Bloomberg now reports: Singapore’s state-owned funds invested about $24 billion in UBS, Citigroup and Merrill Lynch in the past 14 months.
In other words, Singapore invested more in the three foreign banks than it has in protecting jobs and businesses at home!
The Resilience Package adds up to just about 57 percent of the total investments in UBS, Citigroup and Merrill Lynch.
We know Singpore bought stakes in the banks as long-term investments.
But they have hardly been goldmines.
Temasek Holdings bought shares in Merrill Lynch when it was considered too risky by Bank of America. The New York Times reported in October last year, a month after Bank of America acquired Merrill Lynch:
Bank of America had considered purchasing Merrill some 10 months ago but found its mortgage exposure too unpredictable.
Temasek and GIC don’t have to explain their decisions – they are not publicly traded.
GIC reports to its board of directors, which includes Prime Minister Lee Hsien Loong and Minister Mentor Lee Kuan Yew.
Temasek’s CEO is the Prime Minster’s wife, Madam Ho Ching, who has been praised by Time and the International Herald Tribune and was the eighth most powerful woman in the business world according to Forbes last year.

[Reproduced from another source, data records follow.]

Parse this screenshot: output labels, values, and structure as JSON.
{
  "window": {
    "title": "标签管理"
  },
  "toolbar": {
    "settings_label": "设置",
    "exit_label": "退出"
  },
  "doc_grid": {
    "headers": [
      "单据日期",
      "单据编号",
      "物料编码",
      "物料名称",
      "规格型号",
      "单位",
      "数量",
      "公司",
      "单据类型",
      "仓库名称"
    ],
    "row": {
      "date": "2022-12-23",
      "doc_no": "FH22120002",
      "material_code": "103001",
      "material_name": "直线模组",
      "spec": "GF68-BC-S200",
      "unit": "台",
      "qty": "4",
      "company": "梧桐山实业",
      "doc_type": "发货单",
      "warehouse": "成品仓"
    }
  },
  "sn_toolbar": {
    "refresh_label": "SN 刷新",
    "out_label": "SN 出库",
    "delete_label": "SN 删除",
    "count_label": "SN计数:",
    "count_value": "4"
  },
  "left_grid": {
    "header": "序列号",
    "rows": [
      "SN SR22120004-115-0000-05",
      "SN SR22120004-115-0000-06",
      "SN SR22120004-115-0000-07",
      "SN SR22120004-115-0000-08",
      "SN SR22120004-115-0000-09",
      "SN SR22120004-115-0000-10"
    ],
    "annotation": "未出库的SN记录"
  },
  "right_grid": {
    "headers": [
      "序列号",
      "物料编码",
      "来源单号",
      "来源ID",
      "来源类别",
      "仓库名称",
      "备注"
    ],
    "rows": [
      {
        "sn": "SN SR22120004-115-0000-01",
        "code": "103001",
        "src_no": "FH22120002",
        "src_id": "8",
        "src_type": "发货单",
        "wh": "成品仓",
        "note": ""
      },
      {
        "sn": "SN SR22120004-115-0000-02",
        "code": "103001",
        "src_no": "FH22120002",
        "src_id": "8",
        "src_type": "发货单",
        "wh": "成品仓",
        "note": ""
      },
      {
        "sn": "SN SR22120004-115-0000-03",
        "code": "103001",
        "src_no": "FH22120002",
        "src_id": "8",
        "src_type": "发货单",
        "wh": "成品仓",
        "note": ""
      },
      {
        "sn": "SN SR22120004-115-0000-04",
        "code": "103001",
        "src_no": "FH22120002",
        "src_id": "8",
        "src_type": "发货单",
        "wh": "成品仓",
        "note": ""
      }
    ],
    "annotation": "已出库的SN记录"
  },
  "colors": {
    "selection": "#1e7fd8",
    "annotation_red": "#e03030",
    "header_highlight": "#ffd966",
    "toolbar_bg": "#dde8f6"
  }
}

Both the funds have been consistently profitable, so they must be in good hands.
One may feel curious about how GIC operates since it manages Singapore’s foreign reserves.
But it insists on secrecy to avoid tipping off its competitors.
So while laws have to be debated in parliament and the President’s permission needed to dip into Singapore’s reserves – which the government used for the first time this year to fund the Resilience Package – Singapore’s foreign reserves are managed in secrecy. GIC doesn’t disclose the size of its portfolio or even name all the companies it has invested in.